There’s a little more of him in this one, and his role is a little more instrumental. It’s a deeper relationship. I haven’t seen the movie, I know the character really doesn’t get going until the middle. But there’s so many characters and so many stories going on, and he’s just one of them. But it’s a real story he has happening.

It’s a little-known trivia that Dr. Okun was based on a special effects supervisor Roland Emmerich worked with from Stargate, Jeff Okun. How much of that is true, and how much of the real Jeff Okun was in your interpretation of the character?

I know Jeff Okun. I’ve never worked with him, I’ve just met him through other people. The name was an homage to Jeff, because Jeff did special effects on Stargate for Roland. That’s where it ended. The character really wasn’t based on him, Jeff was never a doctor that I know of. It didn’t restrict me, because I never thought about Jeff when I was doing it, other than just the name.

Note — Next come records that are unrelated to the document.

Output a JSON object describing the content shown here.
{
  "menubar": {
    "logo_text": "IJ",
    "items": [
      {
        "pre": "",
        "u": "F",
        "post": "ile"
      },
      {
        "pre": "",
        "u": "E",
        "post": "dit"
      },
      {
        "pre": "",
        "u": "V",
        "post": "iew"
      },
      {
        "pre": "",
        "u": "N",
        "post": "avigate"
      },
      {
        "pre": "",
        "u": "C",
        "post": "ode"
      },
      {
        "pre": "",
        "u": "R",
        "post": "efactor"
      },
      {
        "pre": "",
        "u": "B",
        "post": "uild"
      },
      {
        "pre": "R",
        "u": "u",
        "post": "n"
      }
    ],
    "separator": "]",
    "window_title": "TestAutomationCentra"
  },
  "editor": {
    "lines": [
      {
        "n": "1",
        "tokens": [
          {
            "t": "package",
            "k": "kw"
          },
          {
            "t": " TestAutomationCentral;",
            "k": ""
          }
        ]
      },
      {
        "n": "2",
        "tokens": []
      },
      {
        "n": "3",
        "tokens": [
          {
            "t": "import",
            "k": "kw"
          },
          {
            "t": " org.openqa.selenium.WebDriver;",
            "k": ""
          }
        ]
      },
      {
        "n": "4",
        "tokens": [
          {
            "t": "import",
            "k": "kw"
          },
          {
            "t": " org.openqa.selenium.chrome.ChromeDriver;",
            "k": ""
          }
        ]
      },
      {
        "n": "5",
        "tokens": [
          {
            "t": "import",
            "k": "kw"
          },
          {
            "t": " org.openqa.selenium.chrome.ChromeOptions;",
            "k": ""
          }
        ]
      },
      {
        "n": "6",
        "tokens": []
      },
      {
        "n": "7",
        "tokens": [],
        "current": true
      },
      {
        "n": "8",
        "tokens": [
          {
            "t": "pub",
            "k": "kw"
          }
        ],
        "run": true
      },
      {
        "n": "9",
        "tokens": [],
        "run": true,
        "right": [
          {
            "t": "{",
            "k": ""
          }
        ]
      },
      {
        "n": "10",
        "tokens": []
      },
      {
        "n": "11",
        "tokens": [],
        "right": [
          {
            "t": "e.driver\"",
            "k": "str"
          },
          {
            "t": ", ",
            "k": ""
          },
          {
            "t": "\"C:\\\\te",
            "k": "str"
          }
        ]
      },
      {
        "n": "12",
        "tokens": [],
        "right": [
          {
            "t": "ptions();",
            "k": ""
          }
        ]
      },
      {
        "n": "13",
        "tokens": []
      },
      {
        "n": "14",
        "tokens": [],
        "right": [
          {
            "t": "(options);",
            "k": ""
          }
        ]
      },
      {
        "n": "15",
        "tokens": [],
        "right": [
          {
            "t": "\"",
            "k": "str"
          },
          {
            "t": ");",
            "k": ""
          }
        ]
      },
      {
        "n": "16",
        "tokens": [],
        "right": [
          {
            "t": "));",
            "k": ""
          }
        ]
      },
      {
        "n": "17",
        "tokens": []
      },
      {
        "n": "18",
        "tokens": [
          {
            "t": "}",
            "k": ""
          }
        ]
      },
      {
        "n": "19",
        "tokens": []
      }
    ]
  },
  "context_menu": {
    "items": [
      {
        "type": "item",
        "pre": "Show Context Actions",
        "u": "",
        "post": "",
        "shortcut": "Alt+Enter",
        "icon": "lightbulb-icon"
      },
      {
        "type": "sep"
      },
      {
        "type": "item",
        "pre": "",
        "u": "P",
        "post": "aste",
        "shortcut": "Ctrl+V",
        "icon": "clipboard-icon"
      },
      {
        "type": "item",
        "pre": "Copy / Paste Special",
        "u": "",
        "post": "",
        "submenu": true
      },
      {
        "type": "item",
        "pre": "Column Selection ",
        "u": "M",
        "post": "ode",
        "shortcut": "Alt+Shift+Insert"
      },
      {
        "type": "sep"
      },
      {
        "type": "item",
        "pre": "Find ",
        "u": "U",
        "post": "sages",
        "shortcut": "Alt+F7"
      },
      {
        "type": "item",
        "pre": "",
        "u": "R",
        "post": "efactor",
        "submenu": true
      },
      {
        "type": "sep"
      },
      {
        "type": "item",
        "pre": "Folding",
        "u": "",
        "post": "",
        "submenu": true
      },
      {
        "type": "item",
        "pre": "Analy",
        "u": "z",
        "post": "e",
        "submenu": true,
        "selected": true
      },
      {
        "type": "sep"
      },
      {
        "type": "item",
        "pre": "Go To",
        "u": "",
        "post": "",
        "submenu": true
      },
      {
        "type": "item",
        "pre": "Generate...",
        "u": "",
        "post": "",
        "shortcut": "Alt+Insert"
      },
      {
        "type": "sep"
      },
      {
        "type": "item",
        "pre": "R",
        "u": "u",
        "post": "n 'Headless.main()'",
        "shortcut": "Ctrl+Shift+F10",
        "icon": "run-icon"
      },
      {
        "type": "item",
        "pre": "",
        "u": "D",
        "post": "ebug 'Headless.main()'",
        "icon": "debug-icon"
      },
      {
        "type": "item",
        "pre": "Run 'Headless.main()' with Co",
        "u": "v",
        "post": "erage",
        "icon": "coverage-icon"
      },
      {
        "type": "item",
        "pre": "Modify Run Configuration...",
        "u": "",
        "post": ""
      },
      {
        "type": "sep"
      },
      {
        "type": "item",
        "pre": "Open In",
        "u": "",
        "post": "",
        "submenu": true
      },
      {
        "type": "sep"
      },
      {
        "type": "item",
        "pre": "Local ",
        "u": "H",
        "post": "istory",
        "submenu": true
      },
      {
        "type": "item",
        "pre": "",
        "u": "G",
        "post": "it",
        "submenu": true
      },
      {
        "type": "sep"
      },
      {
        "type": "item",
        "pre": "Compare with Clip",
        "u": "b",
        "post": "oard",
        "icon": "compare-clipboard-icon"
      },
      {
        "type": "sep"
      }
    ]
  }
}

Currently you’re also playing Sidney in Robert Kirkman’s Outcast. In the comics Sidney is the leader of the demons, but what is he like in the TV show?

I wouldn’t say he’s the leader of demons. I haven’t read the comic books, so maybe that’s the way he is, but he’s definitely a dark, foreboding character. He is not a nice guy. But he has a purpose. I think it sort of unfolds, as the series goes on, who and what he is. Mostly, he’s a mystery, even by the end of season one, there’s still a lot to be figured out.

How far along into Season 1 have you filmed? Are there preparations for Season 2 already?

We finished Season 1 in December. We’re close to starting Season 2. I’m just trying to find a place to live in the Carolinas. I’m not on set yet. I don’t have any scripts or anything . We don’t begin until sometime in late July.

How would you compare Sidney to someone like Data or even Dr. Okun? I also know you played Joker in DC’s animated Young Justice. What’s Sidney like even against that guy?

Completely different. There is nothing even remotely close to anything I’ve done before. Sidney’s unique. He’s a unique being. I don’t know that there’s ever been a Sidney before. He’s nothing like anything I’ve ever played.

Star Trek is celebrating its 50th anniversary this year. Even though you said genre isn’t your thing, why do you think Trek has lasted as long as it has?

I think Star Trek is the great American epic. Some think it’s wonderful, and some think it’s ridiculous. It is both, and that’s what’s wonderful about it. I think that’s what has made it one of the most appealing things in American culture. At the end of the day, anything that’s lasted half a century is worth taking seriously.

Independence Day: Resurgence arrives in theaters on June 24. Outcast is now airing on Cinemax.

This interview has been edited for brevity and clarity.